Allobates subfolionidificans
- Conservation status: Least Concern (IUCN 3.1)

Scientific classification
- Kingdom: Animalia
- Phylum: Chordata
- Class: Amphibia
- Order: Anura
- Family: Aromobatidae
- Genus: Allobates
- Species: A. subfolionidificans
- Binomial name: Allobates subfolionidificans (Lima, Sanchez, and Souza, 2007)
- Synonyms: Colostethus subfolionidificans Lima, Sanchez, and Souza, 2007;

= Allobates subfolionidificans =

- Genus: Allobates
- Species: subfolionidificans
- Authority: (Lima, Sanchez, and Souza, 2007)
- Conservation status: LC
- Synonyms: Colostethus subfolionidificans Lima, Sanchez, and Souza, 2007

Species of frog

Allobates subfolionidificans is a species of frog in the family Aromobatidae. It is endemic to the state Acre, Brazil.

==Habitat==
This frog is endemic to Amazon biomes, where it has been found in remaining primary forest and in secondary forest in various stages of regrowth. Scientists have observed the frog 136 meters above sea level.

The frog has been observed in several protected parks, including Área de Proteção Ambiental Igarapé São Francisco, Área de Proteção Raimundo Irineu Serra, and Parque Zoobotânico da Universidade Federal do Acre.

==Reproduction==
The male frog perches on leaves or branches in the leaf litter.

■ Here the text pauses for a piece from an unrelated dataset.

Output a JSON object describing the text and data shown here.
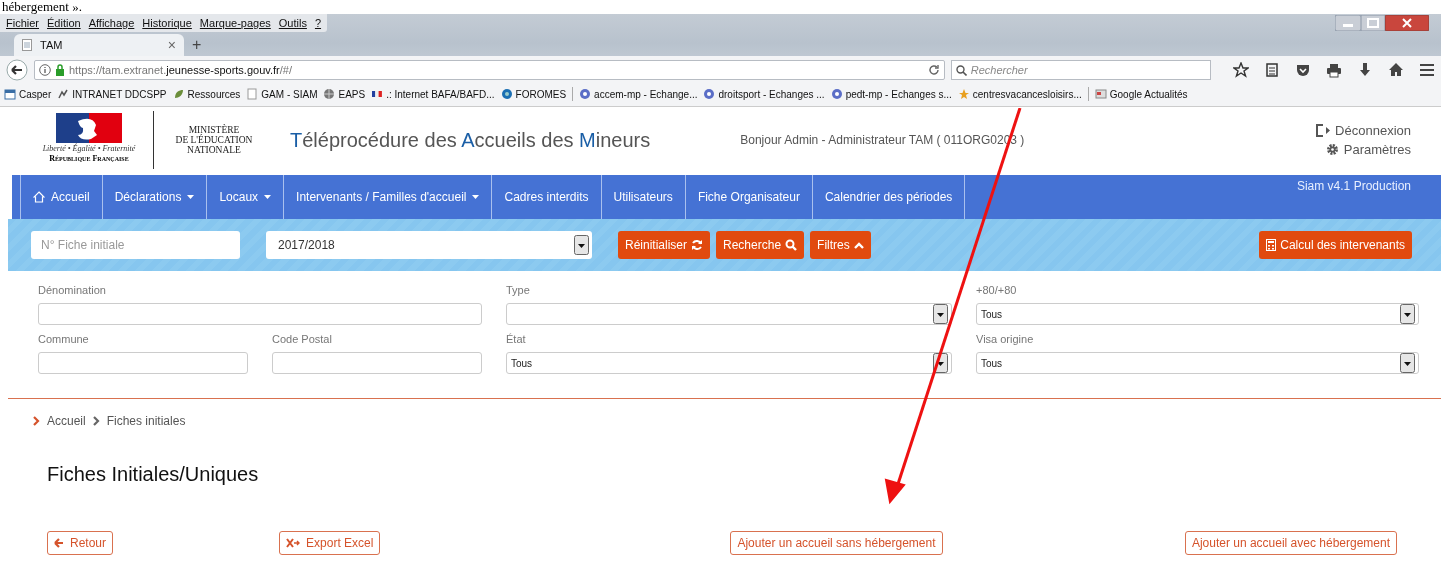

The female frog lays her eggs on the undersides of leaves between 0 and 10 cm above the ground, one clutch per leaf. There are 8–10 eggs in per clutch. The eggs are white in color.

The tadpoles develop on the undersides of the leaves until stage 25. Then the male frog carries them to water, where they swim and grow into froglets.

Male frogs average 1–3 clutches per season.

==Threats==
The IUCN classifies this frog as least concern of extinction. However, it is an obligate forest dweller. In the eastern part of its range, it faces some threat from deforestation in favor of agriculture and urbanization.

==Original publication==
- Lima AP (2007). "A new Amazonian species of the frog genus Colostethus (Dendrobatidae) that lays its eggs on undersides of leaves."